Meanwhile, Formula 1 chief Bernie Ecclestone said he expects to get the required unanimous agreement from teams to change the sport’s “unacceptable” engine rules, despite leading team Mercedes opposing any alteration. Ferrari and Red Bull have led the charge against the sport’s new fuel limits that restrict usage to 100 kilograms per car per race, with the flow never exceeding more than 100kg per hour. The muted sound of the new 1.6-litre V6 turbo hybrid engines has also attracted criticism. “They can do something about the noise, and they need another 10kg of fuel or something,” Ecclestone said ahead of the race. “Everybody will agree to that.”

However, Jean Todt, president of the sport’s governing body FIA, said any change would need unanimous support. He also said Australia, Bahrain and Canada were the only races this season in which teams would come close to using up their fuel.

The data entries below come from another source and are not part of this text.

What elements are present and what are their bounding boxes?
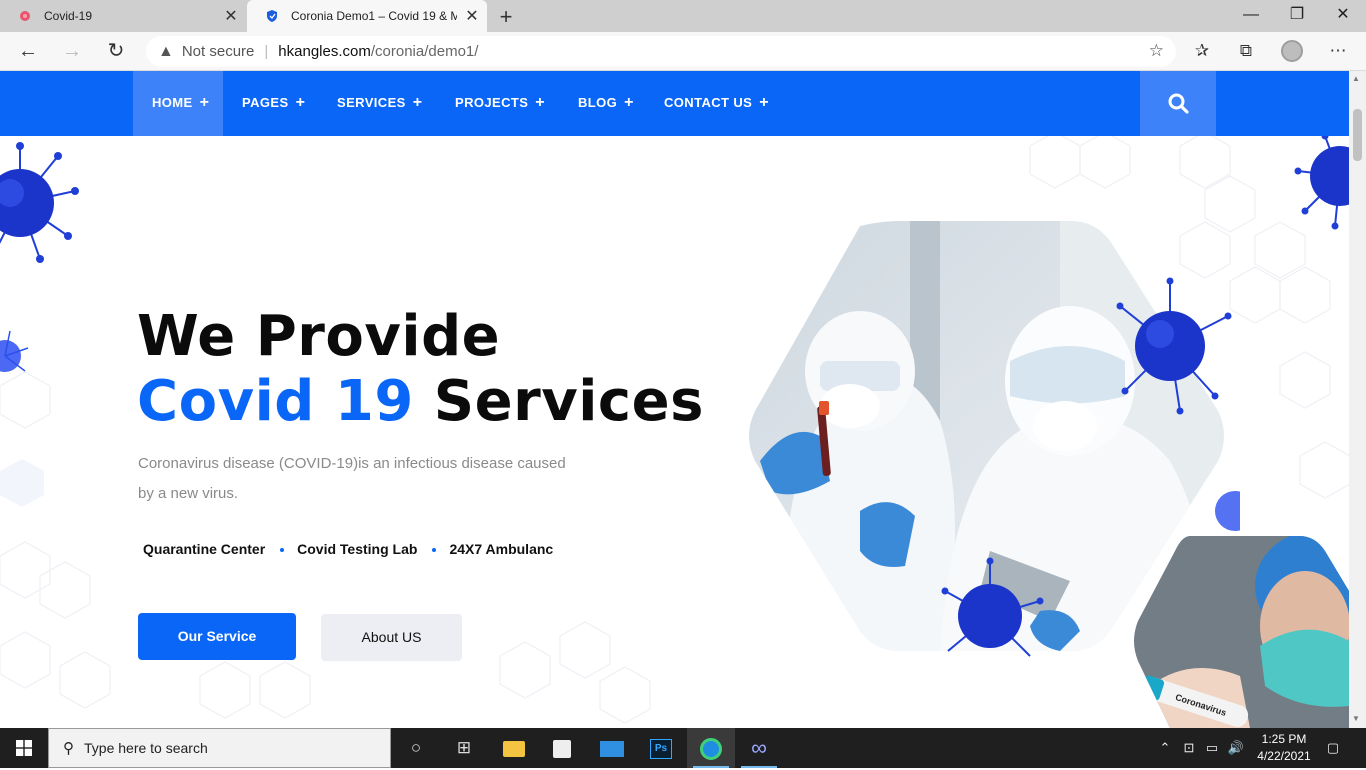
- collections-icon[interactable]: ⧉: [1234, 40, 1258, 64]
- virus-decoration-icon: [1294, 132, 1349, 230]
- tab-coronia-demo[interactable]: Coronia Demo1 – Covid 19 & Me ✕: [247, 0, 487, 32]
- volume-icon[interactable]: 🔊: [1226, 728, 1246, 768]
- url-path: /coronia/demo1/: [370, 43, 479, 60]
- expand-plus-icon: +: [199, 94, 210, 111]
- expand-plus-icon: +: [295, 94, 306, 111]
- hero-description: Coronavirus disease (COVID-19)is an infe…: [138, 455, 566, 502]
- browser-tab-bar: Covid-19 ✕ Coronia Demo1 – Covid 19 & Me…: [0, 0, 1366, 32]
- feature-item: Quarantine Center: [143, 541, 266, 557]
- expand-plus-icon: +: [759, 94, 770, 111]
- minimize-icon[interactable]: —: [1228, 0, 1274, 32]
- more-menu-icon[interactable]: ⋯: [1326, 40, 1350, 64]
- hero-title-highlight: Covid 19: [137, 369, 414, 434]
- nav-projects[interactable]: PROJECTS +: [436, 71, 564, 136]
- nurse-test-tube-image: Coronavirus: [1134, 536, 1349, 728]
- new-tab-icon[interactable]: +: [494, 4, 518, 30]
- our-service-button[interactable]: Our Service: [138, 613, 296, 660]
- nav-home[interactable]: HOME +: [133, 71, 223, 136]
- close-window-icon[interactable]: ✕: [1320, 0, 1366, 32]
- scroll-down-icon[interactable]: ▼: [1352, 714, 1360, 723]
- favorites-icon[interactable]: ✰: [1190, 40, 1214, 64]
- tab-title: Covid-19: [44, 9, 93, 23]
- notifications-icon[interactable]: ▢: [1320, 728, 1346, 768]
- virus-decoration-icon: [0, 330, 29, 372]
- url-host: hkangles.com: [278, 43, 371, 60]
- network-icon[interactable]: ⊡: [1180, 728, 1198, 768]
- scroll-up-icon[interactable]: ▲: [1352, 74, 1360, 83]
- battery-icon[interactable]: ▭: [1202, 728, 1222, 768]
- expand-plus-icon: +: [624, 94, 634, 111]
- system-clock[interactable]: 1:25 PM 4/22/2021: [1250, 731, 1318, 765]
- bullet-icon: [280, 548, 285, 552]
- hero-title-line2: Covid 19 Services: [137, 369, 704, 434]
- address-toolbar: ← → ↻ ▲ Not secure | hkangles.com/coroni…: [0, 32, 1366, 71]
- file-explorer-icon[interactable]: [490, 728, 538, 768]
- clock-time: 1:25 PM: [1261, 732, 1307, 746]
- nav-blog[interactable]: BLOG +: [559, 71, 653, 136]
- windows-taskbar: ⚲ Type here to search ○ ⊞ Ps ∞ ⌃ ⊡ ▭ 🔊 1…: [0, 728, 1366, 768]
- search-button[interactable]: [1140, 71, 1216, 136]
- profile-avatar[interactable]: [1281, 40, 1303, 62]
- nav-contact-us[interactable]: CONTACT US +: [645, 71, 788, 136]
- scrollbar-thumb[interactable]: [1353, 109, 1362, 161]
- taskbar-search-box[interactable]: ⚲ Type here to search: [48, 728, 391, 768]
- shield-favicon-icon: [265, 9, 279, 23]
- security-status[interactable]: Not secure: [182, 43, 255, 60]
- divider: |: [264, 43, 269, 60]
- address-bar[interactable]: ▲ Not secure | hkangles.com/coronia/demo…: [146, 36, 1176, 67]
- edge-icon[interactable]: [687, 728, 735, 768]
- windows-logo-icon: [16, 740, 32, 756]
- virus-decoration-icon: [1215, 491, 1240, 531]
- search-placeholder: Type here to search: [84, 740, 208, 756]
- feature-item: Covid Testing Lab: [297, 541, 418, 557]
- virus-decoration-icon: [0, 142, 79, 263]
- search-icon: [1168, 93, 1189, 114]
- start-button[interactable]: [0, 728, 48, 768]
- search-icon: ⚲: [63, 740, 74, 757]
- warning-icon[interactable]: ▲: [158, 43, 174, 61]
- show-hidden-icons-icon[interactable]: ⌃: [1156, 728, 1174, 768]
- about-us-button[interactable]: About US: [321, 614, 462, 661]
- forward-icon[interactable]: →: [58, 38, 86, 66]
- page-scrollbar[interactable]: ▲ ▼: [1349, 71, 1366, 728]
- webpage: HOME + PAGES + SERVICES + PROJECTS + BLOG + C…: [0, 71, 1349, 728]
- expand-plus-icon: +: [535, 94, 546, 111]
- back-icon[interactable]: ←: [14, 38, 42, 66]
- clock-date: 4/22/2021: [1257, 749, 1311, 763]
- store-icon[interactable]: [538, 728, 586, 768]
- add-favorite-icon[interactable]: ☆: [1149, 41, 1164, 61]
- task-view-icon[interactable]: ⊞: [440, 728, 488, 768]
- photoshop-icon[interactable]: Ps: [637, 728, 685, 768]
- virus-favicon-icon: [18, 9, 32, 23]
- hero-title-line1: We Provide: [137, 304, 501, 369]
- bullet-icon: [432, 548, 437, 552]
- feature-list: Quarantine Center Covid Testing Lab 24X7…: [143, 541, 553, 557]
- restore-icon[interactable]: ❐: [1274, 0, 1320, 32]
- feature-item: 24X7 Ambulanc: [449, 541, 554, 557]
- expand-plus-icon: +: [412, 94, 423, 111]
- refresh-icon[interactable]: ↻: [102, 38, 130, 66]
- infinity-app-icon[interactable]: ∞: [735, 728, 783, 768]
- tab-title: Coronia Demo1 – Covid 19 & Me: [291, 9, 457, 23]
- hero-title-rest: Services: [413, 369, 704, 434]
- nav-services[interactable]: SERVICES +: [318, 71, 441, 136]
- nav-pages[interactable]: PAGES +: [223, 71, 324, 136]
- tab-covid19[interactable]: Covid-19 ✕: [0, 0, 246, 32]
- close-tab-icon[interactable]: ✕: [457, 6, 487, 26]
- main-navigation: HOME + PAGES + SERVICES + PROJECTS + BLOG + C…: [0, 71, 1349, 136]
- close-tab-icon[interactable]: ✕: [216, 6, 246, 26]
- cortana-icon[interactable]: ○: [392, 728, 440, 768]
- mail-icon[interactable]: [588, 728, 636, 768]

“If we can implement it, with unanimous agreement on how to apply it, we will do it. I will have a problem if [only] half the teams are in favour.”

Todt was more accepting of the need to inject more sound into the cars to improve the on-track and television spectacle. “To get passion and to get emotion, you need to have some noise,” he said.

Any agreement from Mercedes will be hard to achieve, as the team has dominated the season so far, and its engine customer teams have also largely outperformed Ferraris and Renaults. Mercedes team principal Toto Wolff slammed any attempt to change the rules. “Some engine manufacturers or teams are saying ‘we have not managed to make the car efficient and fast with 100kg [of fuel], so let’s add 10kg’,” Wolff said. “Well, sorry, they didn’t do their job in the way we have done. I find this discussion absurd.”